Maybe it was Bert. Maybe it was my legs. Maybe the coffin finally just succumbed to Junior’s romance. I don’t know. Whatever it was, when Junior shrieked, “NOW!” I kicked out as hard as I could and they jerked backward on that crowbar. I heard a deep, satisfying crack. The crowbar suddenly flopped over toward the Sawyer brothers, and they tumbled into the mire at the bottom of the grave. I looked down to see a long, ragged crack running between my legs, up toward my ass. This made me vaguely uncomfortable and I scooted off the top of the coffin right quick.
“Yes!” Fat Ernst shouted, clenching both fists.
And suddenly, only one thing became real. The buckle was close now, close enough to smell, close enough to taste, close enough to touch. All of our aches and pains and blisters, the rain, the mud, all of it faded into the background, became unimportant.

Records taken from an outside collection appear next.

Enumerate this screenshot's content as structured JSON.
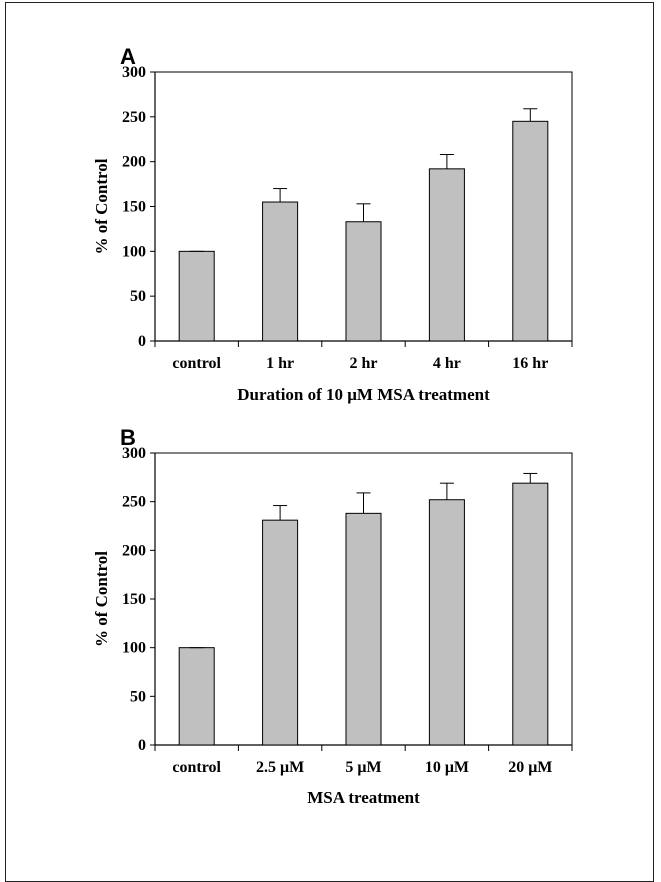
{
  "figure": {
    "panels": [
      "A",
      "B"
    ]
  },
  "chart_data": [
    {
      "type": "bar",
      "panel": "A",
      "categories": [
        "control",
        "1 hr",
        "2 hr",
        "4 hr",
        "16 hr"
      ],
      "values": [
        100,
        155,
        133,
        192,
        245
      ],
      "errors": [
        0,
        15,
        20,
        16,
        14
      ],
      "xlabel": "Duration of 10 μM MSA treatment",
      "ylabel": "% of Control",
      "ylim": [
        0,
        300
      ],
      "yticks": [
        0,
        50,
        100,
        150,
        200,
        250,
        300
      ],
      "bar_color": "#c0c0c0",
      "grid": false
    },
    {
      "type": "bar",
      "panel": "B",
      "categories": [
        "control",
        "2.5 μM",
        "5 μM",
        "10 μM",
        "20 μM"
      ],
      "values": [
        100,
        231,
        238,
        252,
        269
      ],
      "errors": [
        0,
        15,
        21,
        17,
        10
      ],
      "xlabel": "MSA treatment",
      "ylabel": "% of Control",
      "ylim": [
        0,
        300
      ],
      "yticks": [
        0,
        50,
        100,
        150,
        200,
        250,
        300
      ],
      "bar_color": "#c0c0c0",
      "grid": false
    }
  ]
}
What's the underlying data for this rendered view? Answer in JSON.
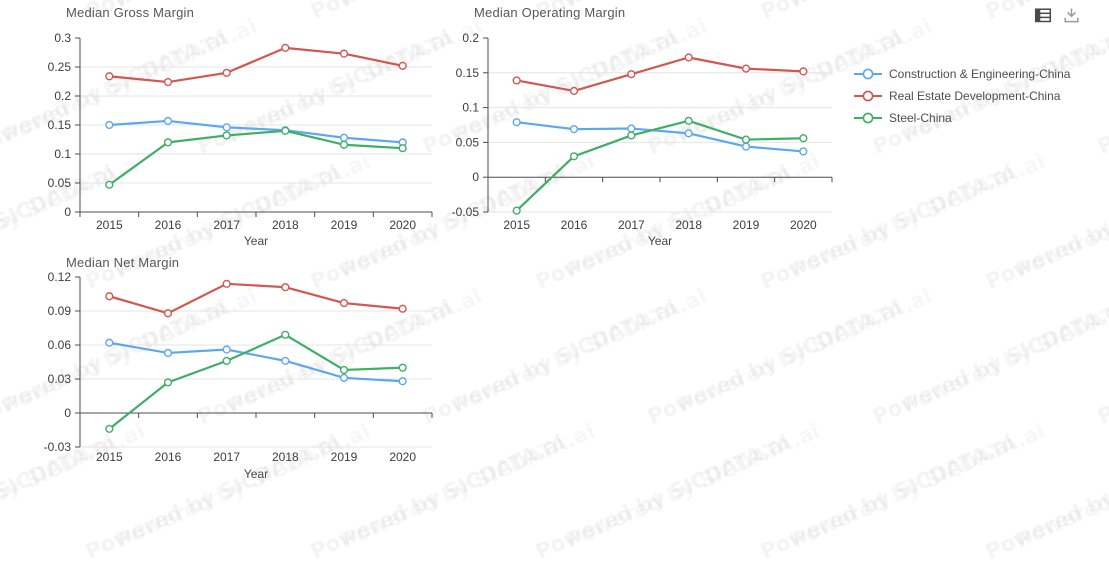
{
  "watermark": {
    "text": "Powered by SICDATA.ai"
  },
  "toolbox": {
    "icons": [
      {
        "name": "data-view-icon"
      },
      {
        "name": "download-icon"
      }
    ]
  },
  "legend": {
    "items": [
      {
        "label": "Construction & Engineering-China",
        "color": "#5ca8f0"
      },
      {
        "label": "Real Estate Development-China",
        "color": "#d2574f"
      },
      {
        "label": "Steel-China",
        "color": "#3fae68"
      }
    ]
  },
  "chart_data": [
    {
      "type": "line",
      "title": "Median Gross Margin",
      "xlabel": "Year",
      "categories": [
        "2015",
        "2016",
        "2017",
        "2018",
        "2019",
        "2020"
      ],
      "ylim": [
        0,
        0.3
      ],
      "ytick_step": 0.05,
      "grid": true,
      "series": [
        {
          "name": "Construction & Engineering-China",
          "color": "#5ca8f0",
          "values": [
            0.15,
            0.157,
            0.146,
            0.141,
            0.128,
            0.12
          ]
        },
        {
          "name": "Real Estate Development-China",
          "color": "#d2574f",
          "values": [
            0.234,
            0.224,
            0.24,
            0.283,
            0.273,
            0.252
          ]
        },
        {
          "name": "Steel-China",
          "color": "#3fae68",
          "values": [
            0.047,
            0.12,
            0.132,
            0.14,
            0.116,
            0.11
          ]
        }
      ]
    },
    {
      "type": "line",
      "title": "Median Operating Margin",
      "xlabel": "Year",
      "categories": [
        "2015",
        "2016",
        "2017",
        "2018",
        "2019",
        "2020"
      ],
      "ylim": [
        -0.05,
        0.2
      ],
      "ytick_step": 0.05,
      "grid": true,
      "series": [
        {
          "name": "Construction & Engineering-China",
          "color": "#5ca8f0",
          "values": [
            0.079,
            0.069,
            0.07,
            0.063,
            0.044,
            0.037
          ]
        },
        {
          "name": "Real Estate Development-China",
          "color": "#d2574f",
          "values": [
            0.139,
            0.124,
            0.148,
            0.172,
            0.156,
            0.152
          ]
        },
        {
          "name": "Steel-China",
          "color": "#3fae68",
          "values": [
            -0.048,
            0.03,
            0.06,
            0.081,
            0.054,
            0.056
          ]
        }
      ]
    },
    {
      "type": "line",
      "title": "Median Net Margin",
      "xlabel": "Year",
      "categories": [
        "2015",
        "2016",
        "2017",
        "2018",
        "2019",
        "2020"
      ],
      "ylim": [
        -0.03,
        0.12
      ],
      "ytick_step": 0.03,
      "grid": true,
      "series": [
        {
          "name": "Construction & Engineering-China",
          "color": "#5ca8f0",
          "values": [
            0.062,
            0.053,
            0.056,
            0.046,
            0.031,
            0.028
          ]
        },
        {
          "name": "Real Estate Development-China",
          "color": "#d2574f",
          "values": [
            0.103,
            0.088,
            0.114,
            0.111,
            0.097,
            0.092
          ]
        },
        {
          "name": "Steel-China",
          "color": "#3fae68",
          "values": [
            -0.014,
            0.027,
            0.046,
            0.069,
            0.038,
            0.04
          ]
        }
      ]
    }
  ]
}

Junior worked the crowbar around in the crack, slamming it back and forth like a mandesperately trying to churn smooth butter out of cheese. The opening got wider and he worked the crowbar down the coffin, trying to crack the lid in half lengthwise.
The whole lid split right in half. The bottom half wouldn’t open much because at least three feet of the coffin was still buried under the mud wall, but Junior pried open the top half enough that he could force his fingers inside and pull. It swung open with a groan from the mud-caked hinges, but it was open, by God, a quarter of the lid pried up and waiting.